Red Bull team boss Christian Horner distilled the issue into disarming simplicity when he suggested the sport needed to find the correct balance between road-relevant technology and entertainment. Trouble is, the first part of that task is a moving target.
Formula One has always been a reflection of the cutting edge of automotive technology, which is why we ended up with the present impressive though not-so-inspiring V6 hybrid power units.
Followers of the sport have vented their opinions long and hard on these regulations.
Brawn is heading up the push to define the new regulations to come into effect in 2021, but Chase Carey, the chief executive officer of F1’s new owner Liberty Media, is also understandably keen to have his say on what he wants to see and hear. Brawn has to keep Carey happy, but Carey needs to keep everyone loving Formula One. Teams, content providers, promoters, governments, and us. The fans.
Carey has praised Mercedes for its excellent job of taking the current regulations to F1 dominance and three championships in the hybrid era.
But he has also declared firmly that the difference in performance across the grid is too great.
He told the German publication Auto Bild: “So we want to simplify things with the motto: louder, cheaper, better.”
Sounds simple enough. Hey, we all remember the good old days of naturally aspirated V8s and V10s joyously screaming their way to 18,000rpm…
Except that the manufacturers that Brawn and Carey and the new regime want to keep or entice are just not interested in revisiting the past, as glorious as it may have been.
And the Napoleonic head of the FIA, Jean Todt, insists there will be no return to the old atmo eights and 10s. Todt is pushing a green agenda very hard, which is why Formula E is getting lots of help.
Already all-electric Formula E is limiting the choices for F1. It has also pulled some heavy-hitting brands, among them Audi, BMW, Jaguar, Mercedes, Porsche, Renault, DS Auto (part of the PSA Group) and Mahindra, all of which are, or will soon be, part of the E brigade.
Right now – and this may change depending what is happening in R&D departments at Mercedes, Ferrari, Renault, Volkswagen et al – Formula One of post-2020 will keep some of the cheaper, more durable elements of the current hybrids but add a decent, raucous soundtrack.
One other desire is to bring back an independent engine supplier, a modern version of Cosworth.
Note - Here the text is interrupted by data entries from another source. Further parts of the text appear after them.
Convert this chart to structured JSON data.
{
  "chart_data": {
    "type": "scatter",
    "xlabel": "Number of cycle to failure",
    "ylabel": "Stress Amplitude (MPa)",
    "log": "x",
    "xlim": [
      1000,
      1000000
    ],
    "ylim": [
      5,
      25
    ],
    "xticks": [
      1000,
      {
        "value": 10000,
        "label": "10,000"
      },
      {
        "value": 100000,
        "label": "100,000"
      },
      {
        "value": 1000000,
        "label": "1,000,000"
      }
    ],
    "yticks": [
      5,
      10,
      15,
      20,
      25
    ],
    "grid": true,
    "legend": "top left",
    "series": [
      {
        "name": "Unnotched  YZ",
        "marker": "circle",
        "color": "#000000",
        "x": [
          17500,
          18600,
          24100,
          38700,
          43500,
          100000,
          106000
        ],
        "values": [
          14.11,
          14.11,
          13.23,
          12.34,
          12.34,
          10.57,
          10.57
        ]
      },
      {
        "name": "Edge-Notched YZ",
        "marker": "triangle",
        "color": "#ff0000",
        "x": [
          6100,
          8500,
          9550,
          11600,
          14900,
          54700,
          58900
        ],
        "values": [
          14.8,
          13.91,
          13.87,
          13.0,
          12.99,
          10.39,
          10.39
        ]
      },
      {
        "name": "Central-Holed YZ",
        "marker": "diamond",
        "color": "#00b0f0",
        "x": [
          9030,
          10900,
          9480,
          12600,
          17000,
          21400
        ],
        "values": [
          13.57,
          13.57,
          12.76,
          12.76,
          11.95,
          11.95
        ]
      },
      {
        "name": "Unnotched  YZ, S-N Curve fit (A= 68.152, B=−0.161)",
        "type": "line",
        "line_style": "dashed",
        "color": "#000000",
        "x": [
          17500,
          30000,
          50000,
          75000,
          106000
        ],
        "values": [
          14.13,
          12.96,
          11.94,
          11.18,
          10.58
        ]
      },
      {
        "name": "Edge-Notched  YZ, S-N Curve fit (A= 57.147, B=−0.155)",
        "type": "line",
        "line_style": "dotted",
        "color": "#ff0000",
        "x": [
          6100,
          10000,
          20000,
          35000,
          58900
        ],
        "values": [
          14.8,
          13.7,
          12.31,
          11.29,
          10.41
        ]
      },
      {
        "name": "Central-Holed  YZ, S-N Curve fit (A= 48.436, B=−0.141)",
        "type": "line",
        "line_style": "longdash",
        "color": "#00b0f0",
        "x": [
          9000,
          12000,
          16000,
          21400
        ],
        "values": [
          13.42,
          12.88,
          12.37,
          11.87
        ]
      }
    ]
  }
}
Ilmor is interested but not without an automotive partner with a big war chest to develop a powerplant the equal of the big manufacturers.
F1’s other huge task is for cost cuts and a fairer distribution of income across the grid.
“There are teams that spend $US500 million a year right now, while for others it’s $US100 million,” said Carey.
Tellingly he went on to say: “The goal must be that the teams can make money in the sport, but the truth is that at the moment no team is making a profit.”
Historically, Ferrari has taken a bigger annual lump from the owners with the other big teams also getting way money more than the smaller outfits typically found at the back half of the grid.
Under Bernie Ecclestone, a form of socialism was never gonna happen.
Carey seems to understand that competition will forever be lopsided in F1 unless the smaller teams are better funded.
He at least understands their economic challenges.
He will go down in history as a Messiah if he can pull off the transformation.